42. The battery system of claim 41, comprising a gasket between the shelf and the PCB, wherein the gasket has a gasket aperture through which the signal connector passes, the gasket creating a seal between the signal connector and the enclosure.

43. The battery system of any one of claims 39 to 42, wherein the electronic components installed onto the mounting pads of the PCB collectively perform some or all the functions of a battery monitoring and/or management system (BMS).

44. A method of assembling the battery system of any one of claims 39 to 43, comprising: disposing the array of cells within the enclosure; lowering the PCB into position above the array of cells such that the signal connector passes through the signal connector aperture; fastening the PCB to the enclosure; and making wire-bonded connections between the cell terminals and the cell-bonding pads.

45. The method of claim 44, when used to assemble the battery system of claim 42 or 43, comprising: prior to lowering the PCB into position, placing the gasket onto the shelf such that the gasket aperture is aligned with the signal connector aperture; and fixing the PCB to the enclosure so as to compress the gasket between the shelf and the PCB, thereby sealing the signal connector aperture.

46. The method of claim 44, when used to assemble the battery system of claims 42 or 43, comprising: prior to lowering the PCB into position, placing the gasket onto the PCB such that the gasket surrounds the signal connector; and fixing the PCB to the enclosure so as to compress the gasket between the shelf and the PCB, thereby sealing the signal connector aperture.

47. A PCB, the PCB comprising: a substrate; a first side, the first side comprising first connector mounting pads to which a first connector can be mounted; and a second side opposite the first side, the second side comprising second connector mounting pads to which a second connector can be mounted; the first and second connector mounting pads having at least one conductive connection to the PCB in common, such that the first connector or the second connector can be mounted to the respective first and second connector mounting pads, depending upon the use to which the PCB is to be put.

48. The PCB of claim 47, wherein the first and second connector mounting pads have the same conductive connections to the PCB.

49. The PCB of claim 47 or 48, wherein the first and second connector mounting pads are coincident with each other.

50. The PCB of any one of claims 47 to 49, comprising: a first gasket sealing surface surrounding the first connector mounting pads; and a second gasket sealing surface surrounding the second connector mounting pads.
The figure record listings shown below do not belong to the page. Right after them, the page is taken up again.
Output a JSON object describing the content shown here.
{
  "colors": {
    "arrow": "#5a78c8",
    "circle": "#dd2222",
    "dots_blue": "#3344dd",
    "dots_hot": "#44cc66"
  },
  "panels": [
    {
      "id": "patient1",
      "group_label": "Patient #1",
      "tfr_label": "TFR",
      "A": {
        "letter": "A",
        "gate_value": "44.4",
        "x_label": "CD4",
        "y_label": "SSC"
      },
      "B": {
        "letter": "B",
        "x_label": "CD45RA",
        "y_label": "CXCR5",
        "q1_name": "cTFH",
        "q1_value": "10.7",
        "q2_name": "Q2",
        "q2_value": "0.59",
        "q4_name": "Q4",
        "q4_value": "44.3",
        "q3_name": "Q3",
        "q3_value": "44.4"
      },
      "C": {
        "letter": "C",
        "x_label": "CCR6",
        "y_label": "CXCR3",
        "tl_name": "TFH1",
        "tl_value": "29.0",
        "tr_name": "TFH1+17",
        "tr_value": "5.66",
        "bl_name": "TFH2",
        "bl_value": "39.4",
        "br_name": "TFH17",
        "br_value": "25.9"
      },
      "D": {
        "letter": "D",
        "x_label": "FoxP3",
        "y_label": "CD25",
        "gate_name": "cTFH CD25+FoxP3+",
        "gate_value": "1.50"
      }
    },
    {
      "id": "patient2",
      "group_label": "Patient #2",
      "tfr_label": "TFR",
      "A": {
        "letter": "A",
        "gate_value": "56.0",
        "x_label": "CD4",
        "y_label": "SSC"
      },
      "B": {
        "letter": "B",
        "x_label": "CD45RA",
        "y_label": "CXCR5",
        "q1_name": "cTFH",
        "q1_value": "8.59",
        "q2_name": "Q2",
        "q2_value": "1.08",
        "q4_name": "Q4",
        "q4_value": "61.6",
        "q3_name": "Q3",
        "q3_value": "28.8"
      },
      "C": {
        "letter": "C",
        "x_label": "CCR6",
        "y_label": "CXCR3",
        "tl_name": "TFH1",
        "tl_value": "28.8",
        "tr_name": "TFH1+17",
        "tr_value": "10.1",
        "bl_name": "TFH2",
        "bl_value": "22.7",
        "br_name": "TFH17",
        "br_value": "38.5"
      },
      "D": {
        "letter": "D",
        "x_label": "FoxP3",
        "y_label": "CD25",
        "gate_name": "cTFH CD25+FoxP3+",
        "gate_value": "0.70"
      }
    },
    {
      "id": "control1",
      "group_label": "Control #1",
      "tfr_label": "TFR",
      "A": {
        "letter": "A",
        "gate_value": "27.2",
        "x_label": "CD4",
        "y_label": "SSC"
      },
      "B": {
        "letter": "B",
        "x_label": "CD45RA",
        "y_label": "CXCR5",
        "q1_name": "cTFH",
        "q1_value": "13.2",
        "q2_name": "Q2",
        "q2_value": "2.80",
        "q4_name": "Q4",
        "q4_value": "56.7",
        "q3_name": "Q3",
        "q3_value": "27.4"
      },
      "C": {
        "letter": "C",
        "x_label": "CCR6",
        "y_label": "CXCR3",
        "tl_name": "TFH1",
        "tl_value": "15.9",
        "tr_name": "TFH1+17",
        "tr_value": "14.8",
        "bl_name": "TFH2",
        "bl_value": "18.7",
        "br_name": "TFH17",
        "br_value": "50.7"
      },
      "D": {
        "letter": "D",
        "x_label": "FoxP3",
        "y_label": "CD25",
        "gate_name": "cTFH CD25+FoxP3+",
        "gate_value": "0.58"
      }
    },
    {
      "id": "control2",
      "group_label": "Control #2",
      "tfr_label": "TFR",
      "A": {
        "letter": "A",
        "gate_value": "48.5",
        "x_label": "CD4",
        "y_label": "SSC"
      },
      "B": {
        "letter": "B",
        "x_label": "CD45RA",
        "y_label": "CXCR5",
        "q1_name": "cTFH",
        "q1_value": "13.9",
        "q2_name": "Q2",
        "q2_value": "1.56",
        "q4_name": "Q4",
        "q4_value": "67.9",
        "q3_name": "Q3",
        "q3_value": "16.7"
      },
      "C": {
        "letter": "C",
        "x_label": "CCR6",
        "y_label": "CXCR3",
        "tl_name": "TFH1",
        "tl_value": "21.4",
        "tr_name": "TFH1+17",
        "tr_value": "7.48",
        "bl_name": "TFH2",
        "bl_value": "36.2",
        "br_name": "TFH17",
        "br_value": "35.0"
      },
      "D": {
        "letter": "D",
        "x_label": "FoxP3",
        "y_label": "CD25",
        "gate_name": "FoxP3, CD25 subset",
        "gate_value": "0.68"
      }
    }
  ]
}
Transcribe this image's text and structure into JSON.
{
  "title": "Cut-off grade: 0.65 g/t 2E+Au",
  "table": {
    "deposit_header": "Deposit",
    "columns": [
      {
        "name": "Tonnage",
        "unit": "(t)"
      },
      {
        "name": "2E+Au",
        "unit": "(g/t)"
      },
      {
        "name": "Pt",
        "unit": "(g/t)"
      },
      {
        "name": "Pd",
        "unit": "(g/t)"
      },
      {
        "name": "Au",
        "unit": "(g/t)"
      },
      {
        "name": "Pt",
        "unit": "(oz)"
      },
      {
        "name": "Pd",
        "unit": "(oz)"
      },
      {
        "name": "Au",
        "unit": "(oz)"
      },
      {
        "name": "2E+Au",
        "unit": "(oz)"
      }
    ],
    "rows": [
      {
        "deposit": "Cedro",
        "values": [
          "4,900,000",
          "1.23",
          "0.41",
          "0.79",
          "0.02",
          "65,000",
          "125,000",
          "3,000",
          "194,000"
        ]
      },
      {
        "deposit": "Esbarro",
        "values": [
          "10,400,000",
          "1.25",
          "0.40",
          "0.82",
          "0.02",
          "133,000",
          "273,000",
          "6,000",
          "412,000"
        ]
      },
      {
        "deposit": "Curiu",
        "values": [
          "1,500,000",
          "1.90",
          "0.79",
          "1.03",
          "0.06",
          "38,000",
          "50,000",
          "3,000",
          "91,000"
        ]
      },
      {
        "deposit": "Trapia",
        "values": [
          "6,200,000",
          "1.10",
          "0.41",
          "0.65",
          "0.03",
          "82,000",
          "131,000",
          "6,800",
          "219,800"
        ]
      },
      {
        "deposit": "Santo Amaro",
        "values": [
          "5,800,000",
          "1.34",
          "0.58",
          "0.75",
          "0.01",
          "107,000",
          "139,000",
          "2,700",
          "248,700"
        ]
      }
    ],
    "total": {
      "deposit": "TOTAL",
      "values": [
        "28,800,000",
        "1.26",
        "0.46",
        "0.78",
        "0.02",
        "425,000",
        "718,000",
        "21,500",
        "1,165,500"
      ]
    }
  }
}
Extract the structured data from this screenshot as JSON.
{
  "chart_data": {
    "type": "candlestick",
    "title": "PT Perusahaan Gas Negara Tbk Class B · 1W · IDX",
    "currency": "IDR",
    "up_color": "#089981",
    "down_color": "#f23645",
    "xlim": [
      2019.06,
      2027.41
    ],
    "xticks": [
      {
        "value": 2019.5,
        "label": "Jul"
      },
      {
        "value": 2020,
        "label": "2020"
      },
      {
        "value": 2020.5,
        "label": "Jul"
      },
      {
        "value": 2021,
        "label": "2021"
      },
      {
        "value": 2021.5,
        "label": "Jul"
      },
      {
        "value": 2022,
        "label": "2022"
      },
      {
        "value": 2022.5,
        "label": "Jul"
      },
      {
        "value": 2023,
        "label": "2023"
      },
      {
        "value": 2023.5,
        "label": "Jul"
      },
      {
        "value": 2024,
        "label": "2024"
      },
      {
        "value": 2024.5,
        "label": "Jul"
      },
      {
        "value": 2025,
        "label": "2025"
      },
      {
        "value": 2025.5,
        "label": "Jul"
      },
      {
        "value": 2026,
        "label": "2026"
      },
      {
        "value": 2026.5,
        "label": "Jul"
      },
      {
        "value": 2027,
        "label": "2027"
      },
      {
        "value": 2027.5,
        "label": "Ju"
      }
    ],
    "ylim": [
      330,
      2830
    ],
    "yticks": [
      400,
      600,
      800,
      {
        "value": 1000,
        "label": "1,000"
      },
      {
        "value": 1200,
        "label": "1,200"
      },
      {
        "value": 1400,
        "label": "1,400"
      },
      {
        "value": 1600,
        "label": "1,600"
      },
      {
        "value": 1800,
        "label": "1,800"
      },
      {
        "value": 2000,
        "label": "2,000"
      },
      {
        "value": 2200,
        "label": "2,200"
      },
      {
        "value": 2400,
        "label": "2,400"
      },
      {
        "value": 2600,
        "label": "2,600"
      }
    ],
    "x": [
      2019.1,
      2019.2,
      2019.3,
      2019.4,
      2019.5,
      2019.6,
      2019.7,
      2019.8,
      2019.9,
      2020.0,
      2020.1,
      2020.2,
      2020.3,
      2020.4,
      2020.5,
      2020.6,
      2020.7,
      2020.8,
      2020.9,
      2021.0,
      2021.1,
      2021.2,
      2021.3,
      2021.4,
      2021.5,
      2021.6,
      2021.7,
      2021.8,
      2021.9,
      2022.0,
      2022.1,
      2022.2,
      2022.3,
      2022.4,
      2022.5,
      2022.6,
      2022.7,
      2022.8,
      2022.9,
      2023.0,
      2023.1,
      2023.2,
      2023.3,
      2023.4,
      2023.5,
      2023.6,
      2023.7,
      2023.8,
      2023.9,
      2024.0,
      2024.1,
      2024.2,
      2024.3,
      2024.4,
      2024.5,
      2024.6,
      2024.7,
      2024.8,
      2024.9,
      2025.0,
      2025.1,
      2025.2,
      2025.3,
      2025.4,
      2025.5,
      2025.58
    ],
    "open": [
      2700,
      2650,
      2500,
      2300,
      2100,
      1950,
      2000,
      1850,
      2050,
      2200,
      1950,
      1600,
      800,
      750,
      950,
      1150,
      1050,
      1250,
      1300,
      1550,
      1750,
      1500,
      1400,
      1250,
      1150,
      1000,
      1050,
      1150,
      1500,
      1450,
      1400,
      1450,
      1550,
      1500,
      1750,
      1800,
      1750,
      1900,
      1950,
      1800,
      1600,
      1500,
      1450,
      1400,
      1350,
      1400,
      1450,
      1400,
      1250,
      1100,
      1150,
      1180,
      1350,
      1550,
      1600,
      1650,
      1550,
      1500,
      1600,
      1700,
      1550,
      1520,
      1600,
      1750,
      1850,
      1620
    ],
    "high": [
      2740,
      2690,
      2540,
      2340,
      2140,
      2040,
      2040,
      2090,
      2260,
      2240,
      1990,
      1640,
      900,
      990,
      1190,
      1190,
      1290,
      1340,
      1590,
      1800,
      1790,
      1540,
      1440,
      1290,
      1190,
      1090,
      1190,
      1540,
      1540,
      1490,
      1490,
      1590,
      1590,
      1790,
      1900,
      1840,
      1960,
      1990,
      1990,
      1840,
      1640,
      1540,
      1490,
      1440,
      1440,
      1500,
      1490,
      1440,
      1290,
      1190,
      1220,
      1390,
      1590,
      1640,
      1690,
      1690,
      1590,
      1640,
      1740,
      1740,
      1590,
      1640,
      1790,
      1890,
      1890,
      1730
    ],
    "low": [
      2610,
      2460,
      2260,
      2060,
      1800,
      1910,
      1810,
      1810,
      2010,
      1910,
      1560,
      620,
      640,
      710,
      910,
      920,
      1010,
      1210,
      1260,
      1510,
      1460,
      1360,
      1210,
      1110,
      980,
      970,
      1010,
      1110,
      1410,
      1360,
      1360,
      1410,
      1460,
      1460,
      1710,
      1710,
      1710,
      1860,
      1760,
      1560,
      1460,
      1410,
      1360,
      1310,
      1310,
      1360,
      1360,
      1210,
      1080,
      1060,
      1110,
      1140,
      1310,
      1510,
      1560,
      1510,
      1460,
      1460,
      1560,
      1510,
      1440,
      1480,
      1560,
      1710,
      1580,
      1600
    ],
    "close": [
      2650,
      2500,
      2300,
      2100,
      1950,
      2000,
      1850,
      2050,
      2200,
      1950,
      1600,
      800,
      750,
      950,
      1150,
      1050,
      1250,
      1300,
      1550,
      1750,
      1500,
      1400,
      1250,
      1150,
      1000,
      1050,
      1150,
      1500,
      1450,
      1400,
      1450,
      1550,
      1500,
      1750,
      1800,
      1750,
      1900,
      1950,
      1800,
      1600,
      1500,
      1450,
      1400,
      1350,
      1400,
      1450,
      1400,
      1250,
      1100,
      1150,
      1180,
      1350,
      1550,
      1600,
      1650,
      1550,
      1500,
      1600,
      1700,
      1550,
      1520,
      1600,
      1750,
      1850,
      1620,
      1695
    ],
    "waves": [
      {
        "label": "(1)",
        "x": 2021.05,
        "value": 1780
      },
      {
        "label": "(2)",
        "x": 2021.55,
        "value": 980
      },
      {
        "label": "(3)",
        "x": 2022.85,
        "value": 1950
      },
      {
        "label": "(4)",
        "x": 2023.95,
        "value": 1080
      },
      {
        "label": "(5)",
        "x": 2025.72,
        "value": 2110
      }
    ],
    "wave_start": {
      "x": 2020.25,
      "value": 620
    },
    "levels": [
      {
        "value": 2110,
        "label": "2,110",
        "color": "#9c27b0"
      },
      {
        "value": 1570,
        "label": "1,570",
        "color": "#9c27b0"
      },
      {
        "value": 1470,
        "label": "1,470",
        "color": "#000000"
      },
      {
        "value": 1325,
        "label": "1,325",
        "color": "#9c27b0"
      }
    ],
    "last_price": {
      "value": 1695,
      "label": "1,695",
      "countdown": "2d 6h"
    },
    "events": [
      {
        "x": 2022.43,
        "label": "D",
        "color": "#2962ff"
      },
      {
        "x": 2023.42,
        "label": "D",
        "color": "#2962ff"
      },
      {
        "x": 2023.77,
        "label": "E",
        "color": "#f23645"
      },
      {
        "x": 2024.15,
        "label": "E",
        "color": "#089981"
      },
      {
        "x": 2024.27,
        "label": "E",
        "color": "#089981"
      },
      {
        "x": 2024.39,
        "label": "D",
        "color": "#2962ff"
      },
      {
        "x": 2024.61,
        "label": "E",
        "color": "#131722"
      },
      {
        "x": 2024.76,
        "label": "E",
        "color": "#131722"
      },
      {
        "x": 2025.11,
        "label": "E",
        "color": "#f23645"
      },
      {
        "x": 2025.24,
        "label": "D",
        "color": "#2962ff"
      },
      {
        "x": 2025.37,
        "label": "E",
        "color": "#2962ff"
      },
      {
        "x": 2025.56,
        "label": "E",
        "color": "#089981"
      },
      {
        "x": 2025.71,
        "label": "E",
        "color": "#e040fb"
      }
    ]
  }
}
51. The PCB of any one of claims 47 to 50, wherein the PCB comprises: a substrate; a first conductive layer disposed on a side of the substrate that is opposite the array of cells, the first conductive layer comprising a plurality of cell-bonding pads; an array of through-holes, each of the through-holes being adjacent to at least one of the cell-bonding pads; positive and negative power pads that are conductively coupled to the cell-bonding pads, to create a power circuit that allows for the transfer of power to and from the array of cells; and mounting pads, to at least some of which are installed electronic components that allow for monitoring and/or management of the cells when the battery system is in use.

52. The battery system of any one of claims 1 to 35 or 39 to 43, comprising the PCB of any one of claims 47 to 51.

53. The PCB of any one of claims 47 to 52, for use in at least first and second related products, wherein the first product uses a first connector mounted to the first connector mounting pads, and the second product uses a second connector mounted to the second connector mounting pads.

54. A first product comprising the PCB of any one of claims 47 to 53 and a second product comprising the PCB of any one of claims 47 to 53, wherein: the PCB of the first product comprises a first connector mounted to the first connector mounting pads; and the PCB of the second product comprises a second connector mounted to the second connector mounting pads.